Brian Cull was Director of the Queensland Agricultural Research Station in Nambour and published a revised edition of the book ‘Fruit Growing in Warm Climates’ in 1995. He advised against the naïve use of plant hormones in organic products as they’re very difficult to manage, even when knowledge of the precise hormone mix is known. The problem is that natural plant levels will be augmented or cause a switch in their balance with unpredictable outcomes. Conditions can vary from site to site, year to year, and various species may be affected differently; concentrations and timing are critical. He likened such use to someone firing a shotgun into a chook pen and hoping more eggs will be produced. If there are any positive results it’s likely crop management is astray.

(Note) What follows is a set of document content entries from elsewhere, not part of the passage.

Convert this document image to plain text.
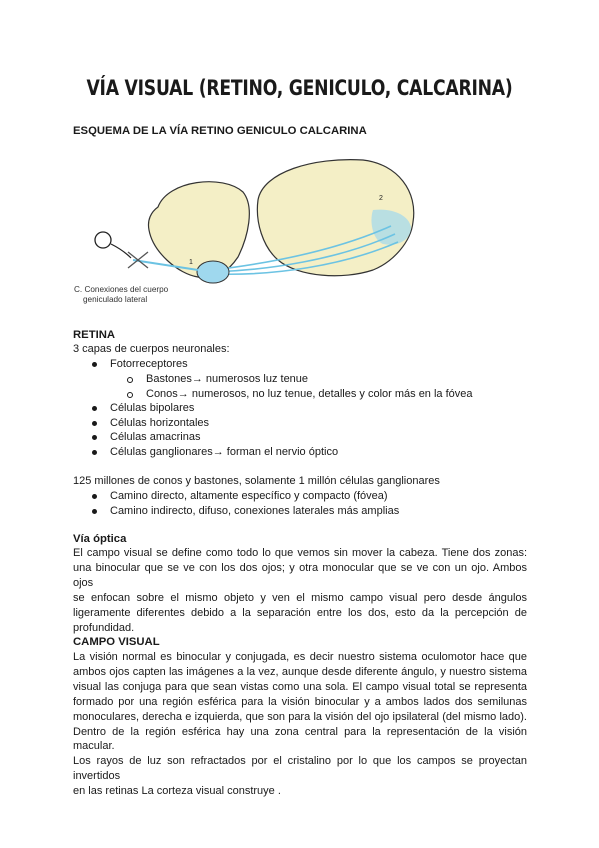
VÍA VISUAL (RETINO, GENICULO, CALCARINA)
ESQUEMA DE LA VÍA RETINO GENICULO CALCARINA
1
2
C. Conexiones del cuerpo
geniculado lateral
RETINA
3 capas de cuerpos neuronales:
Fotorreceptores
Bastones→ numerosos luz tenue
Conos→ numerosos, no luz tenue, detalles y color más en la fóvea
Células bipolares
Células horizontales
Células amacrinas
Células ganglionares→ forman el nervio óptico
125 millones de conos y bastones, solamente 1 millón células ganglionares
Camino directo, altamente específico y compacto (fóvea)
Camino indirecto, difuso, conexiones laterales más amplias
Vía óptica
El campo visual se define como todo lo que vemos sin mover la cabeza. Tiene dos zonas:
una binocular que se ve con los dos ojos; y otra monocular que se ve con un ojo. Ambos ojos
se enfocan sobre el mismo objeto y ven el mismo campo visual pero desde ángulos
ligeramente diferentes debido a la separación entre los dos, esto da la percepción de
profundidad.
CAMPO VISUAL
La visión normal es binocular y conjugada, es decir nuestro sistema oculomotor hace que
ambos ojos capten las imágenes a la vez, aunque desde diferente ángulo, y nuestro sistema
visual las conjuga para que sean vistas como una sola. El campo visual total se representa
formado por una región esférica para la visión binocular y a ambos lados dos semilunas
monoculares, derecha e izquierda, que son para la visión del ojo ipsilateral (del mismo lado).
Dentro de la región esférica hay una zona central para la representación de la visión macular.
Los rayos de luz son refractados por el cristalino por lo que los campos se proyectan invertidos
en las retinas La corteza visual construye .
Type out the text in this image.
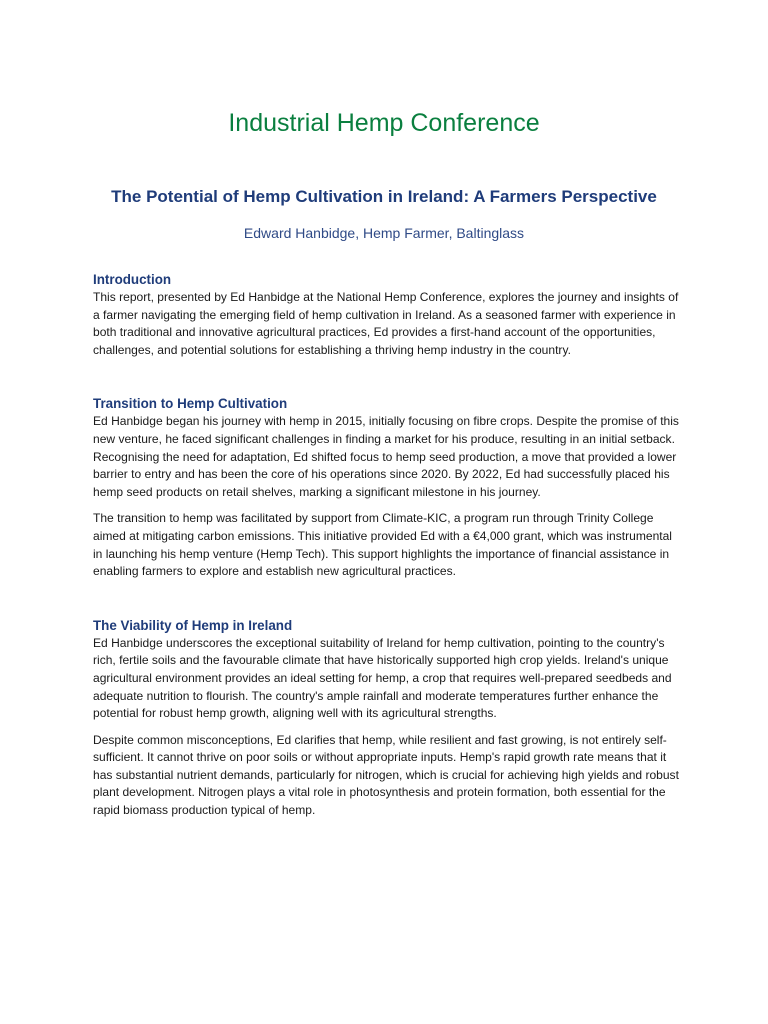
Industrial Hemp Conference
The Potential of Hemp Cultivation in Ireland: A Farmers Perspective
Edward Hanbidge, Hemp Farmer, Baltinglass
Introduction

This report, presented by Ed Hanbidge at the National Hemp Conference, explores the journey and insights of a farmer navigating the emerging field of hemp cultivation in Ireland. As a seasoned farmer with experience in both traditional and innovative agricultural practices, Ed provides a first-hand account of the opportunities, challenges, and potential solutions for establishing a thriving hemp industry in the country.

Transition to Hemp Cultivation

Ed Hanbidge began his journey with hemp in 2015, initially focusing on fibre crops. Despite the promise of this new venture, he faced significant challenges in finding a market for his produce, resulting in an initial setback. Recognising the need for adaptation, Ed shifted focus to hemp seed production, a move that provided a lower barrier to entry and has been the core of his operations since 2020. By 2022, Ed had successfully placed his hemp seed products on retail shelves, marking a significant milestone in his journey.

The transition to hemp was facilitated by support from Climate-KIC, a program run through Trinity College aimed at mitigating carbon emissions. This initiative provided Ed with a €4,000 grant, which was instrumental in launching his hemp venture (Hemp Tech). This support highlights the importance of financial assistance in enabling farmers to explore and establish new agricultural practices.

The Viability of Hemp in Ireland

Ed Hanbidge underscores the exceptional suitability of Ireland for hemp cultivation, pointing to the country's rich, fertile soils and the favourable climate that have historically supported high crop yields. Ireland's unique agricultural environment provides an ideal setting for hemp, a crop that requires well-prepared seedbeds and adequate nutrition to flourish. The country's ample rainfall and moderate temperatures further enhance the potential for robust hemp growth, aligning well with its agricultural strengths.

Despite common misconceptions, Ed clarifies that hemp, while resilient and fast growing, is not entirely self-sufficient. It cannot thrive on poor soils or without appropriate inputs. Hemp's rapid growth rate means that it has substantial nutrient demands, particularly for nitrogen, which is crucial for achieving high yields and robust plant development. Nitrogen plays a vital role in photosynthesis and protein formation, both essential for the rapid biomass production typical of hemp.
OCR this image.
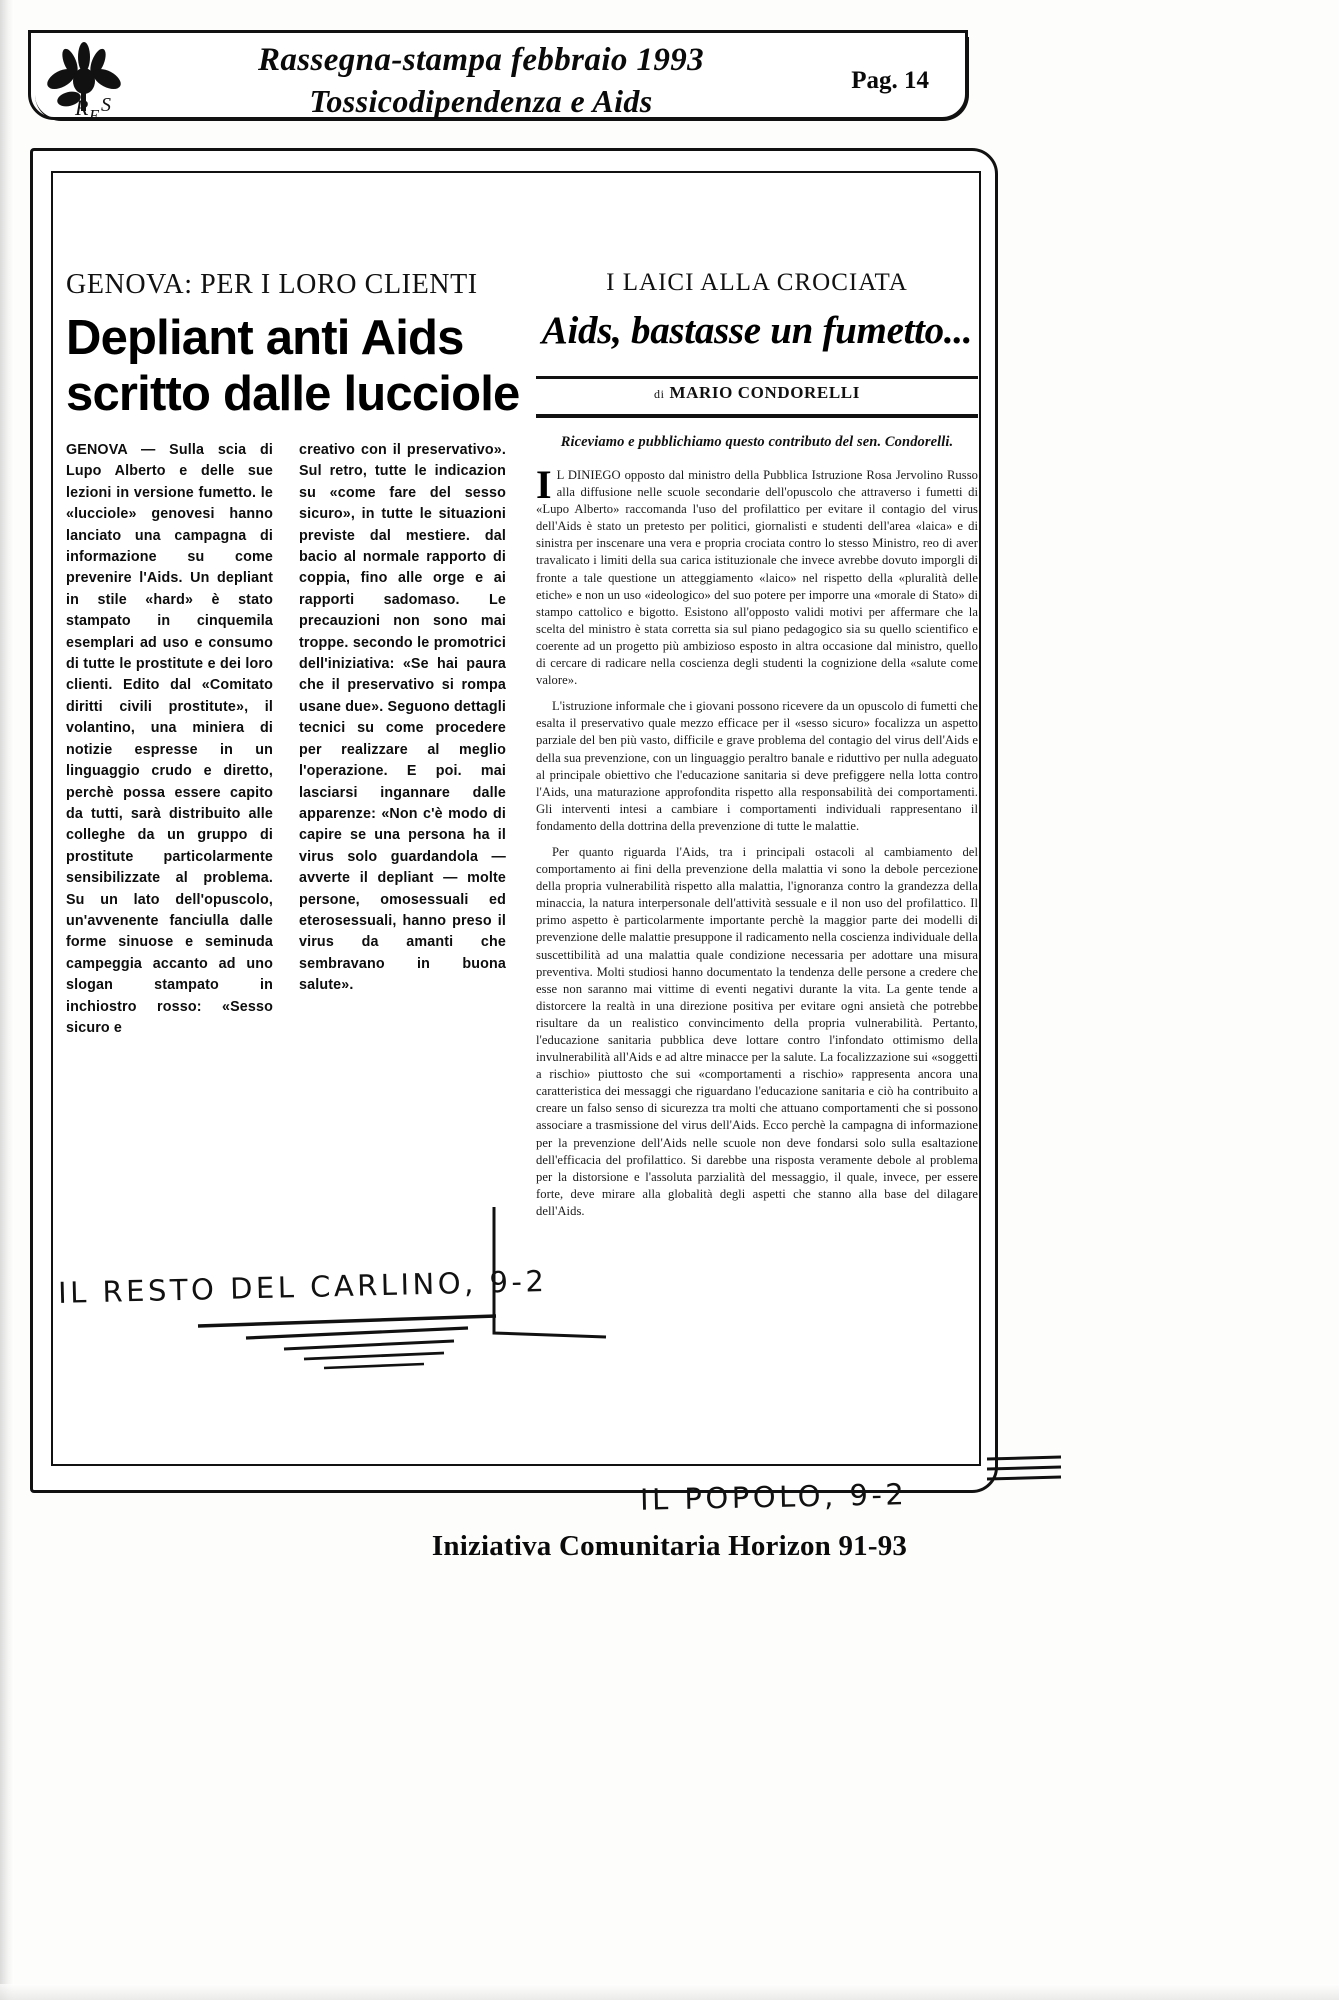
R E S
Rassegna-stampa febbraio 1993
Tossicodipendenza e Aids
Pag. 14
GENOVA: PER I LORO CLIENTI
Depliant anti Aids
scritto dalle lucciole

GENOVA — Sulla scia di Lupo Alberto e delle sue lezioni in versione fumetto. le «lucciole» genovesi hanno lanciato una campagna di informazione su come prevenire l'Aids. Un depliant in stile «hard» è stato stampato in cinquemila esemplari ad uso e consumo di tutte le prostitute e dei loro clienti. Edito dal «Comitato diritti civili prostitute», il volantino, una miniera di notizie espresse in un linguaggio crudo e diretto, perchè possa essere capito da tutti, sarà distribuito alle colleghe da un gruppo di prostitute particolarmente sensibilizzate al problema. Su un lato dell'opuscolo, un'avvenente fanciulla dalle forme sinuose e seminuda campeggia accanto ad uno slogan stampato in inchiostro rosso: «Sesso sicuro e

creativo con il preservativo». Sul retro, tutte le indicazion su «come fare del sesso sicuro», in tutte le situazioni previste dal mestiere. dal bacio al normale rapporto di coppia, fino alle orge e ai rapporti sadomaso. Le precauzioni non sono mai troppe. secondo le promotrici dell'iniziativa: «Se hai paura che il preservativo si rompa usane due». Seguono dettagli tecnici su come procedere per realizzare al meglio l'operazione. E poi. mai lasciarsi ingannare dalle apparenze: «Non c'è modo di capire se una persona ha il virus solo guardandola — avverte il depliant — molte persone, omosessuali ed eterosessuali, hanno preso il virus da amanti che sembravano in buona salute».

I LAICI ALLA CROCIATA
Aids, bastasse un fumetto...
di MARIO CONDORELLI
Riceviamo e pubblichiamo questo contributo del sen. Condorelli.

I L DINIEGO opposto dal ministro della Pubblica Istruzione Rosa Jervolino Russo alla diffusione nelle scuole secondarie dell'opuscolo che attraverso i fumetti di «Lupo Alberto» raccomanda l'uso del profilattico per evitare il contagio del virus dell'Aids è stato un pretesto per politici, giornalisti e studenti dell'area «laica» e di sinistra per inscenare una vera e propria crociata contro lo stesso Ministro, reo di aver travalicato i limiti della sua carica istituzionale che invece avrebbe dovuto imporgli di fronte a tale questione un atteggiamento «laico» nel rispetto della «pluralità delle etiche» e non un uso «ideologico» del suo potere per imporre una «morale di Stato» di stampo cattolico e bigotto. Esistono all'opposto validi motivi per affermare che la scelta del ministro è stata corretta sia sul piano pedagogico sia su quello scientifico e coerente ad un progetto più ambizioso esposto in altra occasione dal ministro, quello di cercare di radicare nella coscienza degli studenti la cognizione della «salute come valore».

L'istruzione informale che i giovani possono ricevere da un opuscolo di fumetti che esalta il preservativo quale mezzo efficace per il «sesso sicuro» focalizza un aspetto parziale del ben più vasto, difficile e grave problema del contagio del virus dell'Aids e della sua prevenzione, con un linguaggio peraltro banale e riduttivo per nulla adeguato al principale obiettivo che l'educazione sanitaria si deve prefiggere nella lotta contro l'Aids, una maturazione approfondita rispetto alla responsabilità dei comportamenti. Gli interventi intesi a cambiare i comportamenti individuali rappresentano il fondamento della dottrina della prevenzione di tutte le malattie.

Per quanto riguarda l'Aids, tra i principali ostacoli al cambiamento del comportamento ai fini della prevenzione della malattia vi sono la debole percezione della propria vulnerabilità rispetto alla malattia, l'ignoranza contro la grandezza della minaccia, la natura interpersonale dell'attività sessuale e il non uso del profilattico. Il primo aspetto è particolarmente importante perchè la maggior parte dei modelli di prevenzione delle malattie presuppone il radicamento nella coscienza individuale della suscettibilità ad una malattia quale condizione necessaria per adottare una misura preventiva. Molti studiosi hanno documentato la tendenza delle persone a credere che esse non saranno mai vittime di eventi negativi durante la vita. La gente tende a distorcere la realtà in una direzione positiva per evitare ogni ansietà che potrebbe risultare da un realistico convincimento della propria vulnerabilità. Pertanto, l'educazione sanitaria pubblica deve lottare contro l'infondato ottimismo della invulnerabilità all'Aids e ad altre minacce per la salute. La focalizzazione sui «soggetti a rischio» piuttosto che sui «comportamenti a rischio» rappresenta ancora una caratteristica dei messaggi che riguardano l'educazione sanitaria e ciò ha contribuito a creare un falso senso di sicurezza tra molti che attuano comportamenti che si possono associare a trasmissione del virus dell'Aids. Ecco perchè la campagna di informazione per la prevenzione dell'Aids nelle scuole non deve fondarsi solo sulla esaltazione dell'efficacia del profilattico. Si darebbe una risposta veramente debole al problema per la distorsione e l'assoluta parzialità del messaggio, il quale, invece, per essere forte, deve mirare alla globalità degli aspetti che stanno alla base del dilagare dell'Aids.

IL RESTO DEL CARLINO, 9-2
IL POPOLO, 9-2
Iniziativa Comunitaria Horizon 91-93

Perusal of the above model of ethylene action reinforces Cull’s prescient advice, as much less was known about the details of hormone actions then. Nevertheless, it was clear to him that plant hormones are very specific, potent and inter-connected regulators of plant activity that can’t be applied across species in a general fashion. In the period since 1995, there have been profound advances in mechanistic understanding with studies such as Chang’s. We can make valuable horticultural use of them in particular circumstances, species and cultivar, hormone concentrations, seasonal timing, degree of fruit maturation etc when we have established the exact procedures to reliably give the desired effects. Hopefully with further advances in the underlying science, even more control will be possible in future with regulation of growth and development, eg in seed germination, fruit ripening, post-harvest storage, response to drought, and insect and pathogen attack.